1 Kopinskaya IV two-kiloton concussive bomb
. Mevlevi’s mouth grew dry. A battlefield nuclear weapon. An atomic device no larger than a mortar shell carrying one tenth the destructive power of the Hiroshima bomb with only one fiftieth the radioactivity. Two thousand tons of TNT with hardly a stray atom.

It was the only item he had not been able to purchase. It would cost him roughly eight hundred million Swiss francs. He would have the money in three days’ time. And the bomb in three and one half.

Mevlevi had chosen the target with great care. Ariel — an isolated settlement of fifteen thousand Jews in the occupied West Bank, constructed even as the Israelis proclaimed their good faith in negotiations concerning their withdrawal from that exact area. Did they think the Arab stupid? No man builds a town he will leave in one year. Even the name was perfect.
Ariel —
no doubt in honor of Mr. Ariel Sharon, the Israelis’ most belligerent Arab hater, the beast who had personally supervised the massacres at Shatila and Sabra in 1982.

Ariel —
the name would come to symbolize the Jews’ woe.

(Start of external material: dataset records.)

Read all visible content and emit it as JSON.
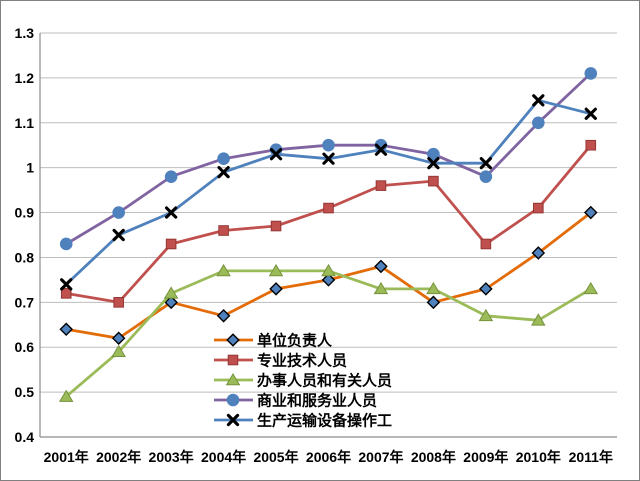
{
  "chart_data": {
    "type": "line",
    "title": "",
    "xlabel": "",
    "ylabel": "",
    "categories": [
      "2001年",
      "2002年",
      "2003年",
      "2004年",
      "2005年",
      "2006年",
      "2007年",
      "2008年",
      "2009年",
      "2010年",
      "2011年"
    ],
    "series": [
      {
        "name": "单位负责人",
        "line_color": "#E36C09",
        "marker": "diamond",
        "marker_fill": "#4F81BD",
        "marker_outline": "#000000",
        "values": [
          0.64,
          0.62,
          0.7,
          0.67,
          0.73,
          0.75,
          0.78,
          0.7,
          0.73,
          0.81,
          0.9
        ]
      },
      {
        "name": "专业技术人员",
        "line_color": "#C0504D",
        "marker": "square",
        "marker_fill": "#C0504D",
        "marker_outline": "#943634",
        "values": [
          0.72,
          0.7,
          0.83,
          0.86,
          0.87,
          0.91,
          0.96,
          0.97,
          0.83,
          0.91,
          1.05
        ]
      },
      {
        "name": "办事人员和有关人员",
        "line_color": "#9BBB59",
        "marker": "triangle",
        "marker_fill": "#9BBB59",
        "marker_outline": "#76923C",
        "values": [
          0.49,
          0.59,
          0.72,
          0.77,
          0.77,
          0.77,
          0.73,
          0.73,
          0.67,
          0.66,
          0.73
        ]
      },
      {
        "name": "商业和服务业人员",
        "line_color": "#8064A2",
        "marker": "circle",
        "marker_fill": "#4F81BD",
        "marker_outline": "#4F81BD",
        "values": [
          0.83,
          0.9,
          0.98,
          1.02,
          1.04,
          1.05,
          1.05,
          1.03,
          0.98,
          1.1,
          1.21
        ]
      },
      {
        "name": "生产运输设备操作工",
        "line_color": "#4F81BD",
        "marker": "x",
        "marker_fill": "#000000",
        "marker_outline": "#000000",
        "values": [
          0.74,
          0.85,
          0.9,
          0.99,
          1.03,
          1.02,
          1.04,
          1.01,
          1.01,
          1.15,
          1.12
        ]
      }
    ],
    "ylim": [
      0.4,
      1.3
    ],
    "ytick_step": 0.1,
    "ytick_labels": [
      "0.4",
      "0.5",
      "0.6",
      "0.7",
      "0.8",
      "0.9",
      "1",
      "1.1",
      "1.2",
      "1.3"
    ],
    "grid": true,
    "legend_position": "inside-bottom-center",
    "colors": {
      "gridline": "#BDBDBD",
      "axis": "#8C8C8C",
      "border": "#808080",
      "background": "#FFFFFF",
      "text": "#000000"
    }
  }
}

Mevlevi yawned unexpectedly. He had risen at 4:00 A.M. to conduct a predawn review of his men on the main training field. They had looked magnificent, clad in their desert warfare utilities. Row upon row of inspired warriors, ready to advance the work of the prophet; ready to give their life for Allah. He walked their ranks, offering words of encouragement.
Go with God. Inshallah. God is great
.

From the field, he continued on to the two immense hangars he had had carved into the hills at the south end of his compound five years ago. He entered the first hangar and was deafened by the roar of twenty battle tanks conducting final checks on their transmission and drive trains. Mechanics swirled around the mighty beasts, asking drivers to rev the engines and rotate the turrets. Last measures of petrol were added to the lumbering giants, jerricans strapped to their steel hulls. He stopped to admire the immaculate paintwork. Moshe Dayan would turn over in his grave. Every tank had been painted to the exact specifications of the Israeli Army. Each carried an Israeli flag to be raised at the moment of the attack. Confusion was a raider’s greatest ally.